Ayşe'nin yüzünden düşen bin parçaydı bir şey olmuş ve kızmıştı sevgilisi ona ne olduğunu bilmiyordu lakin bulacaktı Murad bunu onu mutlu etmek için elinden geleni yapacaktı.
Sultan Murad ne olduğunu anlamamış gibi Ayşe'sine bakıyordu o değerli incisi ölmemiş sonunda ona gelmişti bu bir mucizeydi Allah'ın ona olan bir lütfuydu.
Hekim kadın hemen içeriye girdi Murad konuşmadan hemen söze atıldı "Müjdeler olsun hünkarım Gözdeniz gebe."
Cümle tekrar tekrar yankılandı Sultan Murad emir verdi şenlik olacaktı ilk çocuğunu kadını doğuracaktı o kadar mutluydu ki gözlerini Ayşe'ye baktı hekim kadına çıkmasını emretti.
"Ayşem ne oldu sana konuşsana benimle benim gözleriyle beni lal bırakan sevgilim." Ayşe ise zor da olsa doğruldu tam karşısına geçti.
"Artık Ayşen değilim senin ayrılık vakti Sultan Murad" Murad ne olduğunu anlamamış gibi bakıyordu kadınına yaklaştı "Senden Ayrı kalamam Ayşe."

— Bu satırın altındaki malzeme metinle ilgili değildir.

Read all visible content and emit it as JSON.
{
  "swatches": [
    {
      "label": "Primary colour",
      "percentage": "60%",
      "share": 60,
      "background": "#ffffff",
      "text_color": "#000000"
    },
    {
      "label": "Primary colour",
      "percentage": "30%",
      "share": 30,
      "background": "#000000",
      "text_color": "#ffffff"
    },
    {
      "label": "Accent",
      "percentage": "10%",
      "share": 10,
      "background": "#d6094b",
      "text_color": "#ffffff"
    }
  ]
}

"Umurumda değil Murad çık lütfen sesini dahi duymak istemiyorum" Murad ne olduğunu anlamadan sinirleri bozuktur diyerek dışarı çıktı Ayşe ise pencereye doğru yöneldi sessizce dizlerini karnına çekerek sessizce ağlamaya başlamıştı "Ben bunu hak edecek ne yaptım ?"
BÖLÜM SONU
ŞİMDİ OKUDUĞUN
Görev:Osmanlı(TAMAMLANDI)
Ficción históricaYıl 2050 Büyük Türkiye projesinin kurucusu Prof. Barış Güngör yeni projesi için denek olmayı kabul edecek bir kız arıyordu . Ayla Yılmaz bu iş için biçilmiş kaftandı. Tek sorun kızı ikna etmekti. "Unutma Ayla bu sadece görev aşık olmak yok." İçeri...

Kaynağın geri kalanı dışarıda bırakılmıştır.